決勝では、同級の世界女王・網川来夢(22=新極真会福岡支部)に、「目代蹴り」とも呼べる新技、時間差のハイキックが勝負を決めた。スローで見るとその凄さもわかってきた。
【動画】スローで見ると凄い!目代の”飛んで”時間差ハイキック!
目代は、昨年行われたJFKOの世界大会『第1回WFKO世界大会』の女子軽重量級では、網川に本戦判定で敗れ準優勝に。注意が響いた悔しい内容だった。

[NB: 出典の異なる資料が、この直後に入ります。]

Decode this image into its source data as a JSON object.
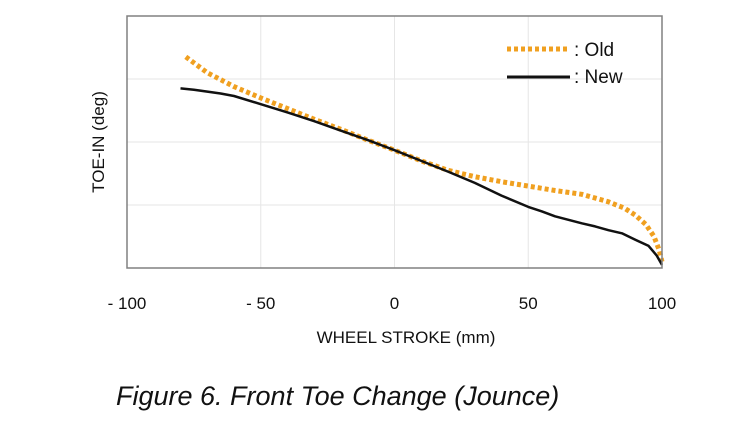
{
  "chart_data": {
    "type": "line",
    "xlabel": "WHEEL STROKE (mm)",
    "ylabel": "TOE-IN (deg)",
    "xlim": [
      -100,
      100
    ],
    "ylim": [
      0,
      4
    ],
    "x_ticks": [
      "- 100",
      "- 50",
      "0",
      "50",
      "100"
    ],
    "x_tick_values": [
      -100,
      -50,
      0,
      50,
      100
    ],
    "y_grid_values": [
      1,
      2,
      3
    ],
    "grid": true,
    "legend_position": "top-right",
    "series": [
      {
        "name": ": Old",
        "color": "#F0A020",
        "style": "dotted",
        "x": [
          -78,
          -70,
          -60,
          -50,
          -40,
          -30,
          -20,
          -10,
          0,
          10,
          20,
          30,
          40,
          50,
          60,
          70,
          80,
          86,
          90,
          94,
          97,
          99,
          100
        ],
        "y": [
          3.35,
          3.1,
          2.88,
          2.7,
          2.53,
          2.36,
          2.2,
          2.03,
          1.87,
          1.7,
          1.55,
          1.45,
          1.37,
          1.3,
          1.23,
          1.17,
          1.05,
          0.95,
          0.84,
          0.69,
          0.5,
          0.28,
          0.1
        ]
      },
      {
        "name": ": New",
        "color": "#111111",
        "style": "solid",
        "x": [
          -80,
          -75,
          -70,
          -65,
          -60,
          -50,
          -40,
          -30,
          -20,
          -10,
          0,
          10,
          20,
          30,
          40,
          50,
          55,
          60,
          70,
          75,
          80,
          85,
          90,
          95,
          98,
          100
        ],
        "y": [
          2.85,
          2.83,
          2.8,
          2.77,
          2.73,
          2.6,
          2.47,
          2.33,
          2.18,
          2.03,
          1.87,
          1.7,
          1.53,
          1.35,
          1.15,
          0.97,
          0.9,
          0.82,
          0.71,
          0.66,
          0.6,
          0.55,
          0.45,
          0.35,
          0.2,
          0.05
        ]
      }
    ]
  },
  "caption": "Figure 6. Front Toe Change (Jounce)"
}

過去の新極真やJFKOでも準優勝や3位が続いたが、悲願の初優勝を決めた。
■宿敵との再戦、悲願の初優勝へ
準決勝でもこのハイキックとパンチ連打で本戦判定勝利。迎えた決勝戦では昨年の世界大会と同じ、網川と対戦。
網川の171cmの高身長を生かした前進を、目代は鋭いパンチ連打、ステップで切り崩す。ほぼ互角の展開の中、最終延長は更に手数を上げた”高速パンチ”を連打。そして決め手となった右のハイキックをヒット!網川のアゴが上がる。

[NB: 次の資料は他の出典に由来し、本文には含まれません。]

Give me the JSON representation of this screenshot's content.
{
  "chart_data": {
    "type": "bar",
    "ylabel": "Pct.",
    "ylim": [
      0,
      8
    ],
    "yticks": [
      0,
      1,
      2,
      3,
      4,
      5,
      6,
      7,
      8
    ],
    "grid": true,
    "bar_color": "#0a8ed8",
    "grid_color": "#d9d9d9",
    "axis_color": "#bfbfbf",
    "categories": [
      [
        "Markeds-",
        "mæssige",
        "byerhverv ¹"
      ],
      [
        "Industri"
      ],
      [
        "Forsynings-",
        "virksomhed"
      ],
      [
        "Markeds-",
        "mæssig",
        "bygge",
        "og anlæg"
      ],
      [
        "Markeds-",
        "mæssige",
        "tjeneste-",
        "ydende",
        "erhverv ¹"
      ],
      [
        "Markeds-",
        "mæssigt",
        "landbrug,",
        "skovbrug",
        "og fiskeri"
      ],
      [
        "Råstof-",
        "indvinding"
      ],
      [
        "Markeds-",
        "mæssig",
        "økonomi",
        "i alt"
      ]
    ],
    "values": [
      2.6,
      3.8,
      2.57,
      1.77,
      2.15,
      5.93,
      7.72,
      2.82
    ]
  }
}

技ありにはならなかったが、このヒットは確実に判定に影響したはずだ。その後も目代は勢いを止めず、判定5-0の完勝で、初優勝をもぎ取った。
■この“目代蹴り”を分析
この勝敗を分けた可能性もあるハイキック。撮影した動画をスローで見ると、通常、抱え込むとすぐに蹴り出すが、目代はしっかり右足を抱え込んで右の回し蹴りと見せかける。通常ここで蹴りが伸びるので網川はハイキックのガードをする。しかし目代はここで蹴らず、さらに右膝を相手の内側まで回し、そこから横蹴り!これが網川にヒットし、アゴを跳ね上げている。さらに蹴り終わりが「内回し蹴り」のように相手の正面に着地すると、それがパンチを打つ姿勢となっているのだ。

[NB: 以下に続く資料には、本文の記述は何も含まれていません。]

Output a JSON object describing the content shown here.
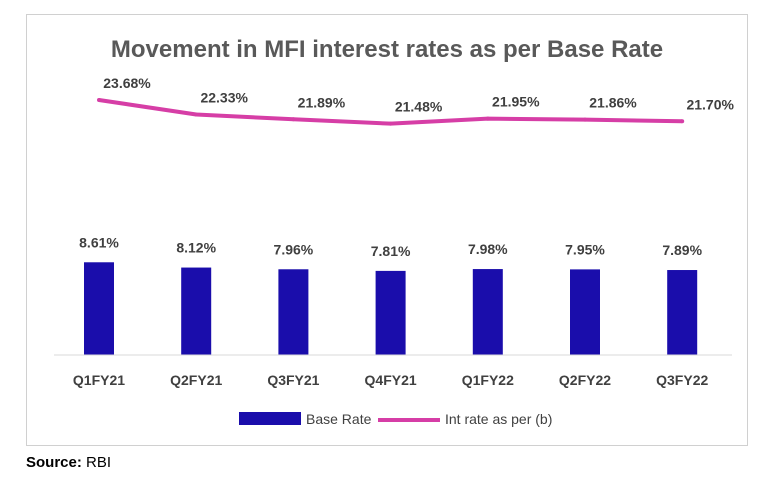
{
  "chart_data": {
    "type": "bar",
    "title": "Movement in MFI interest rates as per Base Rate",
    "categories": [
      "Q1FY21",
      "Q2FY21",
      "Q3FY21",
      "Q4FY21",
      "Q1FY22",
      "Q2FY22",
      "Q3FY22"
    ],
    "series": [
      {
        "name": "Base Rate",
        "type": "bar",
        "values": [
          8.61,
          8.12,
          7.96,
          7.81,
          7.98,
          7.95,
          7.89
        ],
        "labels": [
          "8.61%",
          "8.12%",
          "7.96%",
          "7.81%",
          "7.98%",
          "7.95%",
          "7.89%"
        ],
        "color": "#1a0dab"
      },
      {
        "name": "Int rate as per (b)",
        "type": "line",
        "values": [
          23.68,
          22.33,
          21.89,
          21.48,
          21.95,
          21.86,
          21.7
        ],
        "labels": [
          "23.68%",
          "22.33%",
          "21.89%",
          "21.48%",
          "21.95%",
          "21.86%",
          "21.70%"
        ],
        "color": "#d63ea6"
      }
    ],
    "ylim": [
      0,
      26
    ],
    "y_axis_visible": false,
    "grid": false,
    "legend_position": "bottom"
  },
  "source": {
    "label": "Source:",
    "text": "RBI"
  }
}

目代の師、城南川崎支部の入来武久師範は、「あの出入り時のハイキックは目代が普段から練習している。しかし、今回のようにあそこまで抱え込んで、あんな角度で入るというのは、初めて見た。身体が柔らかいと感心しました」と語る。
目代にこの蹴りについて聞くと「これは、この試合に向け練習してきた技です。網川さんは、私の蹴りが出てくると思って早めにガードしたら、私がここまで足を抱えるとは思わず、タイミングがズレて顔に当てることが出来たのかな?と思っています」と語った。
現在も他の蹴り技も含め研究し、進化させているようだ。得意の高速パンチがあるから蹴りも活きる。
さらなる”目代蹴り”の進化に注目。次戦は7月19日(日)、国立代々木競技場 第二体育館にて開催される世界の強豪8名によるワンデートーナメント『第2回 空手チャンピオン・オブ・チャンピオンズ(KCC)』に参戦。前回は初戦で敗退したが、この勢いで優勝できるか期待したい。